SRF News: Pünktlich zum 40. Jubiläum der Islamischen Revolution hat der Iran Mittelstreckenraketen getestet. Wie bewerten Sie das?

Natalie Amiri: Es ist nicht nur ein Signal nach aussen, sondern inzwischen auch eines nach innen, an die eigene Bevölkerung. Denn innerhalb der Bevölkerung herrscht immer mehr die Angst vor einem Krieg. Man möchte damit zeigen: Wir können uns verteidigen. Das System versucht, zum 40. Jahrestag der Revolution Stärke darzustellen. Es sagt damit, egal ob wir jetzt sanktioniert werden oder von aussen bedroht, oder ob wir in der Region viele Feinde haben: Wir sind stark, wir sind selbstständig, wir können für uns sorgen. Es wurde viel gemacht, um diese Stärke zu demonstrieren.

Lässt sich die iranische Bevölkerung davon überhaupt beeindrucken?

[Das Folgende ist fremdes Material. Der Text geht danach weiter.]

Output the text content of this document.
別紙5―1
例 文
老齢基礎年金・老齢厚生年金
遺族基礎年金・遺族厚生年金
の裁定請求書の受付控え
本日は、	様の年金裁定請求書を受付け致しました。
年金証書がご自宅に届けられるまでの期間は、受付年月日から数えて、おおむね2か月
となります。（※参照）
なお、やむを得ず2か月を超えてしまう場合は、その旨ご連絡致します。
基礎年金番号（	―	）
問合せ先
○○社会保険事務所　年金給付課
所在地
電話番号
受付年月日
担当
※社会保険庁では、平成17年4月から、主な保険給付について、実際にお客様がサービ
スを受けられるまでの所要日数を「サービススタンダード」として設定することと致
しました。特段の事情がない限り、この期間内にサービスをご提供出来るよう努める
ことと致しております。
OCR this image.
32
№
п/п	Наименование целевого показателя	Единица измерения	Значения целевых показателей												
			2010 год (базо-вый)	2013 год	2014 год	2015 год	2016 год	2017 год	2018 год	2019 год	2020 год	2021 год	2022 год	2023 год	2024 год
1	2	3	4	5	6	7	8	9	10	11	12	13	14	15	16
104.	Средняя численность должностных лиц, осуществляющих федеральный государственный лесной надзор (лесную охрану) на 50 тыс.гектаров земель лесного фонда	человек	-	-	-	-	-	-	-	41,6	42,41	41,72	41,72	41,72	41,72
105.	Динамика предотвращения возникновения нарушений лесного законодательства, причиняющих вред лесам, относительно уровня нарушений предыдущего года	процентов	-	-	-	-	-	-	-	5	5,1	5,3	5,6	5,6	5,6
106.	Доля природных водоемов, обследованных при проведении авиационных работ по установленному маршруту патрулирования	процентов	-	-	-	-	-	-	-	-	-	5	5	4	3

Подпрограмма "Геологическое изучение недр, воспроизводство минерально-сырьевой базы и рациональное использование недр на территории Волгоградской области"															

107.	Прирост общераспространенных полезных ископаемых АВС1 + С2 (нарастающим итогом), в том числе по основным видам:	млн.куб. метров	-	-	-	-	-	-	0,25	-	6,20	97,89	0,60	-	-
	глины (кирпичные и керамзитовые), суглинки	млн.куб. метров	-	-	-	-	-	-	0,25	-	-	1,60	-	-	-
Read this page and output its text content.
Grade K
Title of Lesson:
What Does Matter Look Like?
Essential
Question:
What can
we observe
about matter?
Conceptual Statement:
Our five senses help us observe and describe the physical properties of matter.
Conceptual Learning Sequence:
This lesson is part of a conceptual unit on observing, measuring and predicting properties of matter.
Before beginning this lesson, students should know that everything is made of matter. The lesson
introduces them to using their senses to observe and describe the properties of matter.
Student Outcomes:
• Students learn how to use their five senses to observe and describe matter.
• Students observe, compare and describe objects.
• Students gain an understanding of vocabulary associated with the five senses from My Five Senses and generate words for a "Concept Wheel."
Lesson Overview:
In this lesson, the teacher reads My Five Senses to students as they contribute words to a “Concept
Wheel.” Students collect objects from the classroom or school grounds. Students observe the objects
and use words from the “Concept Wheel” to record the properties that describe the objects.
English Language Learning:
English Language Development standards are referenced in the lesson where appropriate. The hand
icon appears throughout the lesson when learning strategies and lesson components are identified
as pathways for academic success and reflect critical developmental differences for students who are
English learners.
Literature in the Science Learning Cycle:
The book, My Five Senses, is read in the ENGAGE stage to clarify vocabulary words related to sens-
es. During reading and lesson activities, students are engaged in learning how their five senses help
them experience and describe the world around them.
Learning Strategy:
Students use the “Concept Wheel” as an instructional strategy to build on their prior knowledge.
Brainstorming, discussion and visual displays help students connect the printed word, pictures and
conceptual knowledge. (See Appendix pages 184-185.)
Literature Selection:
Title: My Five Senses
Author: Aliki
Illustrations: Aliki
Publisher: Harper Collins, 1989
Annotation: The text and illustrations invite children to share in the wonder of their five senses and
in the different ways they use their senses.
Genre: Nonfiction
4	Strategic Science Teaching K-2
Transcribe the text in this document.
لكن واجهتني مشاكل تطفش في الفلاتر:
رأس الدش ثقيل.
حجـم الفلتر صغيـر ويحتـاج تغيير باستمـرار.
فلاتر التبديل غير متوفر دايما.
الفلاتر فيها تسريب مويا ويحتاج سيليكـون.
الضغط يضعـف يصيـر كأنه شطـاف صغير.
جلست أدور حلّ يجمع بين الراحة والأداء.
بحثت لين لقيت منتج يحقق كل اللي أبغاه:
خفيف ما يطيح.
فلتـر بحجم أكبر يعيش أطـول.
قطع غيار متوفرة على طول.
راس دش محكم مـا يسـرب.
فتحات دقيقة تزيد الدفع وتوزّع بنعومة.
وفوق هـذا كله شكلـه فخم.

Immer weniger. Die Ideologie der Islamischen Republik funktioniert nicht mehr; sie zieht nicht mehr innerhalb der Bevölkerung, weil diese wirklich gravierende Probleme hat in ihrem alltäglichen Leben. Dabei spreche ich gar nicht von Freiheit, denn Freiheit kennt sie seit 40 Jahren nicht. Es geht nicht darum, ob sie Partys feiern können oder nicht, sondern es geht darum: Wie bekomme ich noch essen auf den Tisch? Denn die Bevölkerung hat sich in den letzten Jahren in eine massive Armutsspirale begeben, die gerade noch einmal einen Drall bekommen hat durch den Ausstieg der Amerikaner aus dem Atomabkommen. Das hat jegliche Hoffnung im Keim erstickt.

Es ist viel passiert im wirtschaftlichen Leben der Menschen, und es ist ihnen einfach egal, ob vor 40 Jahren Ayatollah Khomeini kam oder nicht.

Es kam zu einem gravierenden Währungsverfall um 70 Prozent. Die offizielle Inflationsrate liegt jetzt bei 18,4 Prozent. Vor einem Jahr lag sie unter zehn Prozent. Es ist viel passiert im wirtschaftlichen Leben der Menschen, und es ist ihnen einfach egal, ob vor 40 Jahren Ayatollah Khomeini kam oder nicht.

Wie wichtig ist den Jungen im Iran dieser Jahrestag überhaupt?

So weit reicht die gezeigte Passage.